For these reasons, ongoing and open lines of communication between an osteoporosis caregiver and a loved one are vital. Even the most dedicated caregiver cannot anticipate every conceivable scenario, and when possible, the osteoporosis patient needs to be honest about his or her physical limitations as they change. If the loved one is mentally capable, the caregiver may be the best person to initiate a frank discussion about living wills and other serious end-of-life issues.
But even those osteoporosis patients who are otherwise intellectually sound can insist on making decisions contrary to their best interests.
"One can feel helpless," says Sebring, Fla. psychiatrist and osteoporosis caregiver Dr. Lila Segade-Lugaro, who also happens to be my mother. She remembers the frustration of trying to convince my grandmother not to climb the circular staircase in their home unnecessarily. But as soon as she was out the door, my grandmother would trek up there, often laden with freshly washed laundry.
Dr. Segade also points out that if the person you are caring for is a blood relative, you will need to be especially vigilant about the risk of developing osteoporosis yourself.

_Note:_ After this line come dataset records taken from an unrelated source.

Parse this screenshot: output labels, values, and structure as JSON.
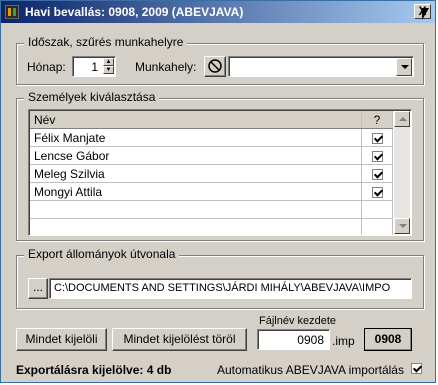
{
  "window": {
    "title": "Havi bevallás: 0908, 2009 (ABEVJAVA)",
    "close_label": "X"
  },
  "period_group": {
    "title": "Időszak, szűrés munkahelyre",
    "month_label": "Hónap:",
    "month_value": "1",
    "workplace_label": "Munkahely:",
    "workplace_value": ""
  },
  "persons_group": {
    "title": "Személyek kiválasztása",
    "columns": [
      "Név",
      "?"
    ],
    "rows": [
      {
        "name": "Félix Manjate",
        "checked": true
      },
      {
        "name": "Lencse Gábor",
        "checked": true
      },
      {
        "name": "Meleg Szilvia",
        "checked": true
      },
      {
        "name": "Mongyi Attila",
        "checked": true
      }
    ]
  },
  "export_group": {
    "title": "Export állományok útvonala",
    "browse_label": "...",
    "path_value": "C:\\DOCUMENTS AND SETTINGS\\JÁRDI MIHÁLY\\ABEVJAVA\\IMPO"
  },
  "buttons": {
    "select_all": "Mindet kijelöli",
    "clear_all": "Mindet kijelölést töröl",
    "action": "0908"
  },
  "filename": {
    "label": "Fájlnév kezdete",
    "value": "0908",
    "suffix": ".imp"
  },
  "status": {
    "selected_text": "Exportálásra kijelölve: 4 db",
    "auto_import_label": "Automatikus ABEVJAVA importálás",
    "auto_import_checked": true
  }
}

A 2004 study in the Journal of the American Geriatrics Society found that maternal hip fracture after age 50 was a risk factor for hip fracture in the subsequent generation. In fact, my mother was recently diagnosed with osteopenia herself.
"When the caregiver is giving someone calcium and Vitamin D, then that person should also be taking it," she advises.
It is essential that a caregiver, as well as providing care for the osteoporosis patient, safeguard his or her own physical and emotional well being. This can be tough to do when you as a caregiver are focused on another person. But the intense challenge of providing continual care can take its toll. In order to give your loved one the best care possible, you need to be healthy yourself. This is probably the most important, but also the most difficult, obligation a caregiver has to his or her loved one and entire family.